Tourism Development Mistakes to Avoid

With over fifteen years working in tourism with tourism boards, donor organizations, DMOs, tour operators, travel brands and NGOs, we've seen a lot of — and have helped buildwhat works. Along the way, we've also seen what really doesn't work, what squanders resources.

And yet, we see these mistakes repeated over and over again.

To help you avoid these common mistakes, we've created this quick “don’t make these tourism development mistakes” rough guide to tourism development and investment.

The following areas can be effective if done well and executed at the right time at the appropriate stage of development or available resources. However, more often than not they serve as tourism development money pits which offer “shiny object” appeal and easily fill project work plans, but often without the expected or promised long-term results.

1) “Build it and they will come”

This applies to donor-funded, private and public-private initiatives alike. The assumption is that once a tourism product is built, travelers and tour companies will just magically know about it and thus arrive in numbers. We’ve witnessed this faulty rationale at work as inadequate attention and resources are devoted to promotion, packaging and building market linkages to independent travelers and trade — all because “we know our product is really good.”

True, it could be a really good product. But, if no one knows about it or travelers can't easily find or book it, they won't come.

2) Blogger, Influencer and Media Campaigns

While thoughtful and deliberate blogger, influencer and media campaigns and selective invitations and itineraries can be highly impactful (and quite often, essential), a lot of money is quickly wasted in this department.

Why? Lots of reasons, first of which is that stakeholders attach themselves to the idea that “if only we got some promotion” all their tourism problems and underlying structural issues would somehow go away. Without a proper strategy that aligns positioning, new tourism products, and target audiences, these campaigns waste a lot of their potential, especially considering the money spent. There's a better way.

3) Big, Flashy Websites

Practical websites with targeted, useful and high quality content that answer key traveler questions (especially for regions and local destinations) are extremely important. They help make destinations more accessible and make it easy to plan, organize and book trips. We've even used regional websites as organizing principles for destination development and to force information gathering so that a full cataloguing of possible tourism products, experiences and assets can be collected and shared with travelers.

However, the usual big destination website undertaking is more often fluff — all appearance and little practical and useful strategic traffic-driving substance. Unless you have millions to blow on branding, destination websites ought to be a source of practical information, positioning and marketing (for consumers and/or trade). Otherwise they are a time and money sink.

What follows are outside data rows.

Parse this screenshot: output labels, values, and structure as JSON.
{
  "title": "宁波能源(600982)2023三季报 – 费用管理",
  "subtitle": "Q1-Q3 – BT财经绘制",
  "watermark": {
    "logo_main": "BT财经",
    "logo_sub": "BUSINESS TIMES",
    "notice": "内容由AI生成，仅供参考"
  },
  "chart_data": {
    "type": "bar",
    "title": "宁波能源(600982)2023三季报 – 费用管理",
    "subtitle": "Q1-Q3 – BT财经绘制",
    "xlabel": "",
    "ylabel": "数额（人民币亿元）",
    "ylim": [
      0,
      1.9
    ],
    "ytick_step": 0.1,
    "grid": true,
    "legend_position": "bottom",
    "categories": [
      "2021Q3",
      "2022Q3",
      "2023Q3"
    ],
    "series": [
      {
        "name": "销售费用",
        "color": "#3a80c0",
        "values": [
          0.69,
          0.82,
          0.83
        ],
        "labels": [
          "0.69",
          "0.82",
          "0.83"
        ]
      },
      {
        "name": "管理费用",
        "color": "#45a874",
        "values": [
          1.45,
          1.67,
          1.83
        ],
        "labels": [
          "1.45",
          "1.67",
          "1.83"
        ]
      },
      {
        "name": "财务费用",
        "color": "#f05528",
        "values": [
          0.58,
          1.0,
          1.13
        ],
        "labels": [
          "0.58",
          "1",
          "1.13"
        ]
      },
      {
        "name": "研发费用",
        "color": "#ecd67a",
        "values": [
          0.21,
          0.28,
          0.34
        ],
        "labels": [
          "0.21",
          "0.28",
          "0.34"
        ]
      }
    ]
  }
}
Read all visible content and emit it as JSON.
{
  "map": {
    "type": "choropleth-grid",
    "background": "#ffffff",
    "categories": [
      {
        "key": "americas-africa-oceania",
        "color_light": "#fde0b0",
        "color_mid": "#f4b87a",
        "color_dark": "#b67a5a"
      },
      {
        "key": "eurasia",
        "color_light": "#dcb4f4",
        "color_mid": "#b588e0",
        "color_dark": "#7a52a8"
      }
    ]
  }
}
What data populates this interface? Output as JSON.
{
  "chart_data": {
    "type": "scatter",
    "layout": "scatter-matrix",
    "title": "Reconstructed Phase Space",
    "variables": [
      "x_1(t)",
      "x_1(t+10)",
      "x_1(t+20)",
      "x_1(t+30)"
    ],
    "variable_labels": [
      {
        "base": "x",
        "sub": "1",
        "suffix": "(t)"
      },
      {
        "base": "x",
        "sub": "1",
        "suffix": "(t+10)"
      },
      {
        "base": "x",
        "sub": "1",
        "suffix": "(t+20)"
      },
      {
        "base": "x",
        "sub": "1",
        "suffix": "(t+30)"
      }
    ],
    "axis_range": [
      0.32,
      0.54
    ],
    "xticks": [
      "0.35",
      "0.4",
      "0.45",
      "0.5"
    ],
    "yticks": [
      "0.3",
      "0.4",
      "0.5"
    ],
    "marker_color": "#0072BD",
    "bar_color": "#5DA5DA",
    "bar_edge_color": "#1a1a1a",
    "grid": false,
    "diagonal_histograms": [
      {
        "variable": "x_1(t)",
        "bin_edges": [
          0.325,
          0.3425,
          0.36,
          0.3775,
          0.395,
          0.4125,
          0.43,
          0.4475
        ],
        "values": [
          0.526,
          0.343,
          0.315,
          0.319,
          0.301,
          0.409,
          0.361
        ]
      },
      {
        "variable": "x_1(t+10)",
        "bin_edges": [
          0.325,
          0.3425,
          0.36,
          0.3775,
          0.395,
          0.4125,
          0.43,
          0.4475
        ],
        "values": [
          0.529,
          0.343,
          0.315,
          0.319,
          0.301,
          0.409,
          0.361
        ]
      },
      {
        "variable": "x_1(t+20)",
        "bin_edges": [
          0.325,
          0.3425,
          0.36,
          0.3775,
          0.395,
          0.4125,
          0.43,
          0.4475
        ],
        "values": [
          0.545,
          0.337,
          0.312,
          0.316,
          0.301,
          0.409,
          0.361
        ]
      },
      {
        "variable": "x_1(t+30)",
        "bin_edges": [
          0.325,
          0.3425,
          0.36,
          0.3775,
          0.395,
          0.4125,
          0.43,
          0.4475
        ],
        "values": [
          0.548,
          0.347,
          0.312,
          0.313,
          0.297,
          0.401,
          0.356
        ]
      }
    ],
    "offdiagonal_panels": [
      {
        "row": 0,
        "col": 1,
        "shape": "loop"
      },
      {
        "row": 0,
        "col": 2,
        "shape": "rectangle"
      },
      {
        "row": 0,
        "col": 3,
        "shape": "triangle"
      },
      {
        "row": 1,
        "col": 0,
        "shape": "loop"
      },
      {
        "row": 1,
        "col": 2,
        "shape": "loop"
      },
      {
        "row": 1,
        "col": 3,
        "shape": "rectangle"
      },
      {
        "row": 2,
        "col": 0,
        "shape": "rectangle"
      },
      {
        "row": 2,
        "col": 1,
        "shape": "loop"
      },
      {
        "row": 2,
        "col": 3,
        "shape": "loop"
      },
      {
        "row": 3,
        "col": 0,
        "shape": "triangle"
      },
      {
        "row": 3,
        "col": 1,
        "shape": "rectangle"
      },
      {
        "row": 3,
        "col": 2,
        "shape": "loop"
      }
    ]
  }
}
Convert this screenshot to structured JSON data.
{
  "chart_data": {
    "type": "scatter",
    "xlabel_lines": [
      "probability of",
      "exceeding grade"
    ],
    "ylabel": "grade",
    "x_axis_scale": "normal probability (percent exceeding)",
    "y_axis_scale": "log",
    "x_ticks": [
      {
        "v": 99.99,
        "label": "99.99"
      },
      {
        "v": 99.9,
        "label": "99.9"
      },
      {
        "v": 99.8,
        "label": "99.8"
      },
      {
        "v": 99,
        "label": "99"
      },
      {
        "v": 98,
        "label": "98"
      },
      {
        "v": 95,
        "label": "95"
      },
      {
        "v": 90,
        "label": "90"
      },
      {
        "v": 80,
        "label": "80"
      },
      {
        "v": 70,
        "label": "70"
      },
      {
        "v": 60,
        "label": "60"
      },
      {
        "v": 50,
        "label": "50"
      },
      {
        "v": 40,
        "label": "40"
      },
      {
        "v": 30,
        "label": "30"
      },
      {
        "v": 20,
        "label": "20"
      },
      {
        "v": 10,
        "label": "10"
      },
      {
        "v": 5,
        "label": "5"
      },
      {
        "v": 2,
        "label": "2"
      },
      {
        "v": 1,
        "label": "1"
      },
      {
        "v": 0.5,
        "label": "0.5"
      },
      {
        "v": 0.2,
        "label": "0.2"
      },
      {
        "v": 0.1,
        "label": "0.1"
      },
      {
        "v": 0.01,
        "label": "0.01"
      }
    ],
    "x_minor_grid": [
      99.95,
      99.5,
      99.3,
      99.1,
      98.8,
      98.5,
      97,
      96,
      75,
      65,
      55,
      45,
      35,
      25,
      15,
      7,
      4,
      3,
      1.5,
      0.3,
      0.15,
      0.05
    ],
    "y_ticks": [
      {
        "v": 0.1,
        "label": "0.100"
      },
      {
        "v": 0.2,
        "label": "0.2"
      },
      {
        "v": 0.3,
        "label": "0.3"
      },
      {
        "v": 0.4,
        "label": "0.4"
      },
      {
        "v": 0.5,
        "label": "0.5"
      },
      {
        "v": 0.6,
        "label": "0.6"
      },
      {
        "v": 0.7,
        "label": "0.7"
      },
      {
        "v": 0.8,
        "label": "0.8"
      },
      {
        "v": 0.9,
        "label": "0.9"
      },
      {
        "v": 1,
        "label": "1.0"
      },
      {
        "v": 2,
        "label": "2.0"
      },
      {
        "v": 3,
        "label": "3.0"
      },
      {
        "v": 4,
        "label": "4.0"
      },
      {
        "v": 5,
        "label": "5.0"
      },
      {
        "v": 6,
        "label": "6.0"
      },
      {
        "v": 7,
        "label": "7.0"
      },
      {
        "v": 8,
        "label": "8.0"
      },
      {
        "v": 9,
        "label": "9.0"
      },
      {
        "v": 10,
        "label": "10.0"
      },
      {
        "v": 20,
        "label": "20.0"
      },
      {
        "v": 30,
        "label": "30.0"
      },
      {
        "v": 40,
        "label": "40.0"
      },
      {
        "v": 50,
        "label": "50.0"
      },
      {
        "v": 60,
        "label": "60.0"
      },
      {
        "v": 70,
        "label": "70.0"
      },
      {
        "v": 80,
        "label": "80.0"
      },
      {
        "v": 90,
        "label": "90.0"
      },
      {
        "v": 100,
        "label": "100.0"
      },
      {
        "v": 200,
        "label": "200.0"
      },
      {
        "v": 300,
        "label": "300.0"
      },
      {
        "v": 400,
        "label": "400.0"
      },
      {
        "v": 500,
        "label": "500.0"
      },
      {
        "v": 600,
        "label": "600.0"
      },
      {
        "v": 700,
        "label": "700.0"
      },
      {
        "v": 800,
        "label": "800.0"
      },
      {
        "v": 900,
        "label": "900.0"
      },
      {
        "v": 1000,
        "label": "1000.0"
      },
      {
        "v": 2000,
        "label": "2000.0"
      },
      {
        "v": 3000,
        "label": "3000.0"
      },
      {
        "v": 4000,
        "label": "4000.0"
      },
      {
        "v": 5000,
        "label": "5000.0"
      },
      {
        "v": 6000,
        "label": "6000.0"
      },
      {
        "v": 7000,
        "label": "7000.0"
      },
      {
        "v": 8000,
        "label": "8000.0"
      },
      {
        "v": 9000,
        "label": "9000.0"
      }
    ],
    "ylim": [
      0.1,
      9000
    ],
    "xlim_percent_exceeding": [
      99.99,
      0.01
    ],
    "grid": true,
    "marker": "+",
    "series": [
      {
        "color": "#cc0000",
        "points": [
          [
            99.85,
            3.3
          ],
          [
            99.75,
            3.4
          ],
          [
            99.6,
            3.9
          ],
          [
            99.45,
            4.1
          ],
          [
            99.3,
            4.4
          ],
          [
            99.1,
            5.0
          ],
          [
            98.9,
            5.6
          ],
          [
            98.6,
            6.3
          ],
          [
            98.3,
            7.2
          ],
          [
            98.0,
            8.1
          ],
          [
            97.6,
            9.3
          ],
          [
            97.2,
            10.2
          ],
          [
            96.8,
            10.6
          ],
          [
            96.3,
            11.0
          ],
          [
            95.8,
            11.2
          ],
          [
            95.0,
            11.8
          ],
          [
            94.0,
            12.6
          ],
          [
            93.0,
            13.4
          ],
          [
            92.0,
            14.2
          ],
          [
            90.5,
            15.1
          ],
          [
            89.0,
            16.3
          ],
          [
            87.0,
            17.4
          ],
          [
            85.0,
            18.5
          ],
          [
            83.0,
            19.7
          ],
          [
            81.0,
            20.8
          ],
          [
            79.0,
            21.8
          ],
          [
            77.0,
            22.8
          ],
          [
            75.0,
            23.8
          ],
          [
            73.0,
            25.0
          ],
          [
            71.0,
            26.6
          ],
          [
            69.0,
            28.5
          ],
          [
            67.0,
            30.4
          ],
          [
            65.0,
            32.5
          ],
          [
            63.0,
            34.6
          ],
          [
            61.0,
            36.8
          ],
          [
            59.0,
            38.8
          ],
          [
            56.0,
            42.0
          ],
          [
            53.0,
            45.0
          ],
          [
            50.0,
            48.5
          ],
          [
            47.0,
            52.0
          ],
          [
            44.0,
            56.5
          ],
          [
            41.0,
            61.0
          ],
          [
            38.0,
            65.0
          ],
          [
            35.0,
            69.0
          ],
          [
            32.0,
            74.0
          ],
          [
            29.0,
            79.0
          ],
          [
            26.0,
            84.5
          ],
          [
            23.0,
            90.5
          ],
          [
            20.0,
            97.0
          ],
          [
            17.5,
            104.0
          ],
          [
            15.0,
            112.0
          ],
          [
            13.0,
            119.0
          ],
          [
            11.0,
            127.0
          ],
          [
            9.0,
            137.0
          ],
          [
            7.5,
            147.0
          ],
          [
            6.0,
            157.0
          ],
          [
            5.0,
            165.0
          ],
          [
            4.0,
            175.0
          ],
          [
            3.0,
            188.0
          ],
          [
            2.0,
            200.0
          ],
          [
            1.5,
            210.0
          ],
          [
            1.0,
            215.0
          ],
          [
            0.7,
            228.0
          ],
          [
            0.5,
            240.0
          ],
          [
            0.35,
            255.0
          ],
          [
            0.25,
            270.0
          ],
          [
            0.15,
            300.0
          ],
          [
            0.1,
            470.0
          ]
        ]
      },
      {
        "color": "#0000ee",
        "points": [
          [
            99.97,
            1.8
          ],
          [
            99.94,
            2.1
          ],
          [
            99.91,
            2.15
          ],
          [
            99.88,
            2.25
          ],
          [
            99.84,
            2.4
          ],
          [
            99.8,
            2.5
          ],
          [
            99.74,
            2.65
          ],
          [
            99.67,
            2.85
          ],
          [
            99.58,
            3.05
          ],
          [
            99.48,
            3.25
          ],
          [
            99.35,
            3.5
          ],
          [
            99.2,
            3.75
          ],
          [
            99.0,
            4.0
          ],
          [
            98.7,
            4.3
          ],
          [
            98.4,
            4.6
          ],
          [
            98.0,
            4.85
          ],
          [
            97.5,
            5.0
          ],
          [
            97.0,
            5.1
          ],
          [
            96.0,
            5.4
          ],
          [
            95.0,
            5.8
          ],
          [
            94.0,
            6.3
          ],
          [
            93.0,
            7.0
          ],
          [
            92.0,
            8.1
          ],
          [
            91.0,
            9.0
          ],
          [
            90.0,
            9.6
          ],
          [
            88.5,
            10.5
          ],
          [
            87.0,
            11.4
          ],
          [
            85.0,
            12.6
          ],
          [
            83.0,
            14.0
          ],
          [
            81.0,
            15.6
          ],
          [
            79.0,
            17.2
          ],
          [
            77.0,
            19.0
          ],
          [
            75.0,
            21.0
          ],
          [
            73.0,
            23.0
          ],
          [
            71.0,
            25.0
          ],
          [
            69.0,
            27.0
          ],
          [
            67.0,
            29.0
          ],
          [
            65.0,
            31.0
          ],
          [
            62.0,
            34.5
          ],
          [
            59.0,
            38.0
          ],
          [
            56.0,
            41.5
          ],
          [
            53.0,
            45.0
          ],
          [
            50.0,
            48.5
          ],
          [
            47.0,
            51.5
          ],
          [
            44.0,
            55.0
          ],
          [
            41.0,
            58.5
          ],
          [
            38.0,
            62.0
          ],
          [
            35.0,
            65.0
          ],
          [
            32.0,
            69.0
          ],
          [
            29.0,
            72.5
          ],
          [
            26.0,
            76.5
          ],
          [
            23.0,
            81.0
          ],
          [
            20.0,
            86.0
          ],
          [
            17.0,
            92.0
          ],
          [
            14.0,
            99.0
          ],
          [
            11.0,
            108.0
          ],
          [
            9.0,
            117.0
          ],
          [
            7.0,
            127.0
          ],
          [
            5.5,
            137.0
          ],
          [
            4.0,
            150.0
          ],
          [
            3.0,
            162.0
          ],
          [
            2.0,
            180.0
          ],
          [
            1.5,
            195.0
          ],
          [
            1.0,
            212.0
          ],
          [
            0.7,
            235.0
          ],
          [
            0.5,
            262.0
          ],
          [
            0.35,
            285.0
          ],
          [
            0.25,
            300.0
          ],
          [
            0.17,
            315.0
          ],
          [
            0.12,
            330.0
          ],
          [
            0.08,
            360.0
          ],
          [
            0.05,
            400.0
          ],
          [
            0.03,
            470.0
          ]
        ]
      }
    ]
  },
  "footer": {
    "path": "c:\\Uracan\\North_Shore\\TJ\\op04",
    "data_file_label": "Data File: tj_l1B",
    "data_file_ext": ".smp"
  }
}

Humorous Behavioral Note: Watch how everyone becomes an expert when it comes to design, photos and videos — and how they love to argue about logos and colors. While those items need to be considered, they are often another way to hide from and dodge the real issues of creating quality content that travelers actually need, want and consume — on your way to converting them to visitors and motivating them to book trips.

4) Tourism Offices and TICs

Physical infrastructure and offices can make for the appearance of progress, but they’re often good show ponies that waste money. A thoughtfully resourced Tourist Information Center (TIC) or DMO office, in time, can make sense in high trafficked destinations.

However, especially in the early stages of tourism development, tourism offices often consume time and money building or renting a pretty office that is far away from where actual prospective tourists are doing their research, asking questions and booking experiences — online, in the digital world. The real work is finding traveler pain points, answering questions, communicating, and interacting with travelers — in digital spaces — as they research destinations and plan and book experiences.

5) Trade Fairs and Trade Shows

While attending a trade fair (e.g., ITB Berlin, WTM) and even having a stand *can* be a good investment, it’s usually a poorly planned-for, poorly positioned waste of money since research and preparation are often overlooked and actively avoided. Again, that “build it and they will come” mindset makes an appearance. Just because you have a cute stand does not mean that everyone will come find you.

Instead, what makes participation in trade shows effective is all the work that happens beforehand — researching relevant trade contacts, setting up meetings, developing an effective pitch. Having the actual product, experience and destination positioning goods to deliver also helps. All this is not as sexy or as fun as creating a fancy stand. Positioning, meeting preparation and execution — often over a long arc — is how real tourism business and deals get done.

6) Big Branding Campaigns

Branding and positioning is important, but there exists a rampant temptation to think branding is about design elements and logos when it’s first about substance and identity. In tourism development, quick and dirty branding work in line with market demands and trends can be done in conjunction and parallel to other work (e.g., destination strategy, product development, capacity building) — provided it’s done by someone who knows what they are doing.